The second theme in the March 1998 and April 1998 issues is replacing the knowledge of a doctor with the knowledge of a magazine editor, by both pointing out faults of the doctor, and offering magazine-provided solutions. This can be seen in “What your doctor never asks you” and “New! Allure Solves Your Beauty Problems.” Readers both want to find out what their doctor is doing wrong, and more importantly the suggestions that Allure will have to remedy this. As mentioned in previous posts this is extremely problematic. First these types of messages are the beginnings of a society full of hypochondriacs obsessed with self-diagnosing via Internet and other means. Additionally, what makes Allure a reputable authority when it comes to medicine? Beauty, maybe, but medicine?

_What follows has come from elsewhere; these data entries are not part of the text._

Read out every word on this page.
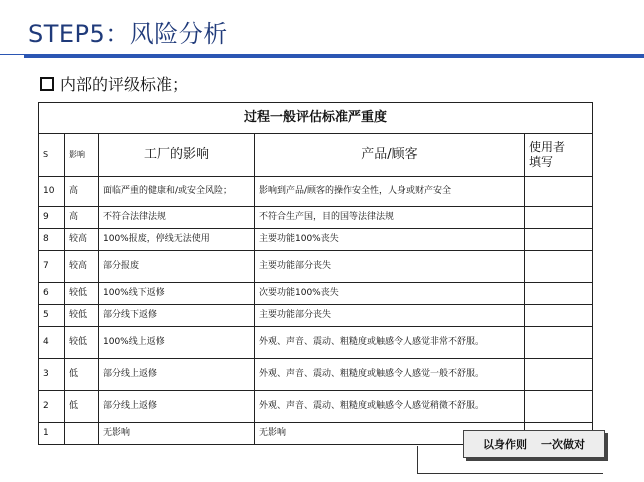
STEP5：风险分析
内部的评级标准；
过程一般评估标准严重度				
S	影响	工厂的影响	产品/顾客	使用者
填写
10	高	面临严重的健康和/或安全风险；	影响到产品/顾客的操作安全性，人身或财产安全	
9	高	不符合法律法规	不符合生产国，目的国等法律法规	
8	较高	100%报废，停线无法使用	主要功能100%丧失	
7	较高	部分报废	主要功能部分丧失	
6	较低	100%线下返修	次要功能100%丧失	
5	较低	部分线下返修	主要功能部分丧失	
4	较低	100%线上返修	外观、声音、震动、粗糙度或触感令人感觉非常不舒服。	
3	低	部分线上返修	外观、声音、震动、粗糙度或触感令人感觉一般不舒服。	
2	低	部分线上返修	外观、声音、震动、粗糙度或触感令人感觉稍微不舒服。	
1		无影响	无影响	
以身作则 一次做对
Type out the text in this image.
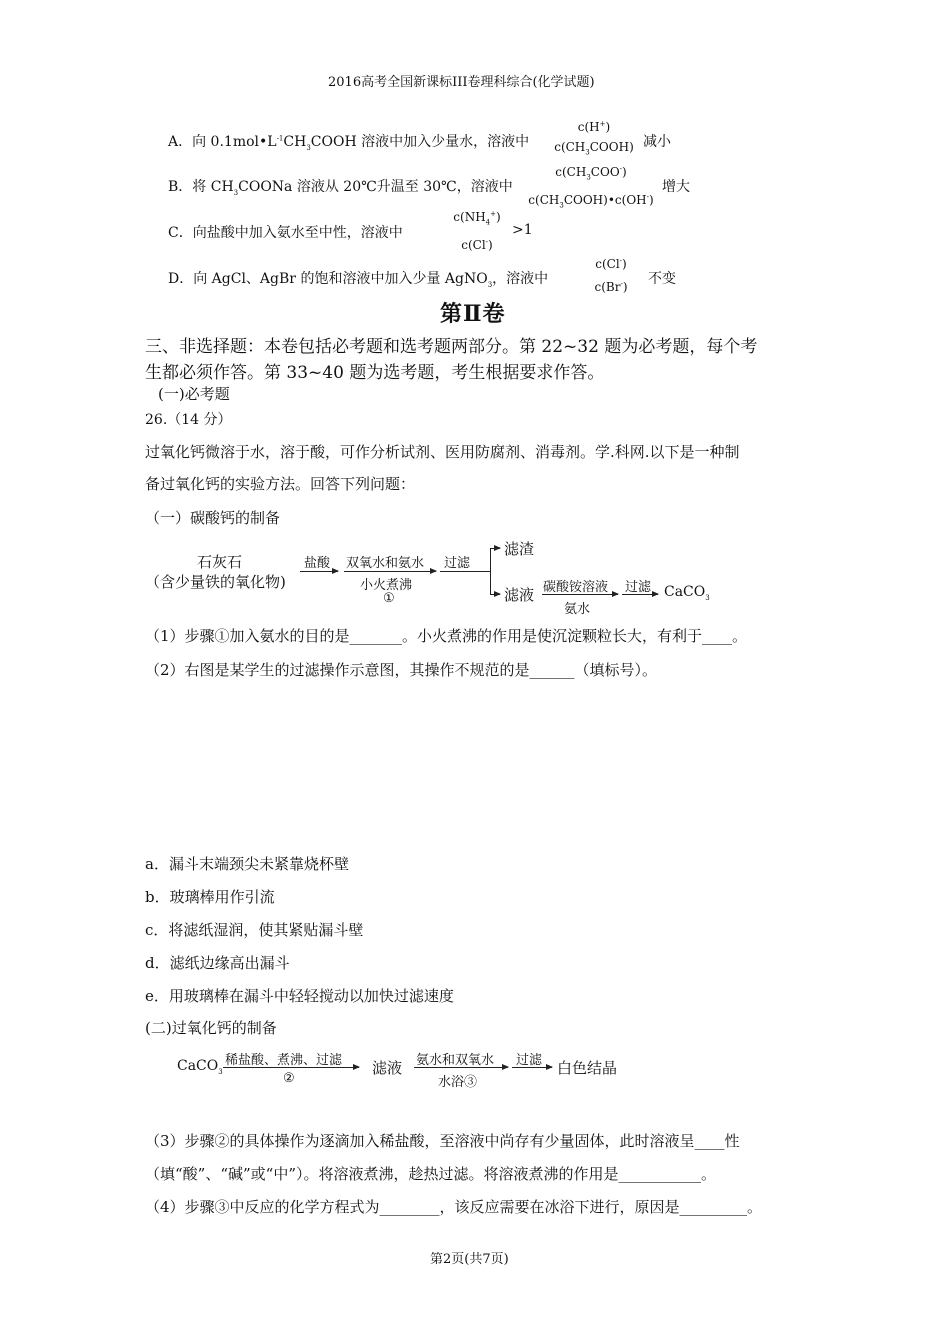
2016高考全国新课标III卷理科综合(化学试题)
A．向 $0.1mol•L^{-1}CH_3COOH$ 溶液中加入少量水，溶液中
c(H+)
$c(CH_3COOH)$ 减小
B．将 $CH_3COONa$ 溶液从 20℃升温至 30℃，溶液中
$c(CH_3COO^-)$
$c(CH_3COOH)•c(OH^-)$
增大
C．向盐酸中加入氨水至中性，溶液中
$c(NH_4^+)$
c(Cl-)
>1
D．向 AgCl、AgBr 的饱和溶液中加入少量 AgNO$_3$，溶液中
c(Cl-)
c(Br-)	不变
第Ⅱ卷
三、非选择题：本卷包括必考题和选考题两部分。第 22~32 题为必考题，每个考
生都必须作答。第 33~40 题为选考题，考生根据要求作答。
(一)必考题
26.（14 分）
过氧化钙微溶于水，溶于酸，可作分析试剂、医用防腐剂、消毒剂。学.科网.以下是一种制
备过氧化钙的实验方法。回答下列问题：
（一）碳酸钙的制备
石灰石
（含少量铁的氧化物)
盐酸 双氧水和氨水
小火煮沸
①
过滤
滤渣
滤液 碳酸铵溶液
氨水
过滤 CaCO$_3$
（1）步骤①加入氨水的目的是_______。小火煮沸的作用是使沉淀颗粒长大，有利于____。
（2）右图是某学生的过滤操作示意图，其操作不规范的是______（填标号）。
a．漏斗末端颈尖未紧靠烧杯壁
b．玻璃棒用作引流
c．将滤纸湿润，使其紧贴漏斗壁
d．滤纸边缘高出漏斗
e．用玻璃棒在漏斗中轻轻搅动以加快过滤速度
(二)过氧化钙的制备
CaCO$_3$
稀盐酸、煮沸、过滤
②
滤液 氨水和双氧水
水浴③
过滤 白色结晶
（3）步骤②的具体操作为逐滴加入稀盐酸，至溶液中尚存有少量固体，此时溶液呈____性
（填“酸”、“碱”或“中”）。将溶液煮沸，趁热过滤。将溶液煮沸的作用是___________。
（4）步骤③中反应的化学方程式为________，该反应需要在冰浴下进行，原因是_________。
第2页(共7页)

In terms of Allure solving beauty problems, this may be more up their alley but at the same time is also signifies that not only does Allure suggest and report beauty products and techniques, but it also can fix the problems that you have with beauty. Thinking about this claim, it actually doesn’t make sense. What constitutes a beauty problem? Allure knows that they don’t have to specify to sell their magazines they simply need to claim that they can solve a problem related to women’s low self-confidence in the beauty department and that will be enough to sell the magazine.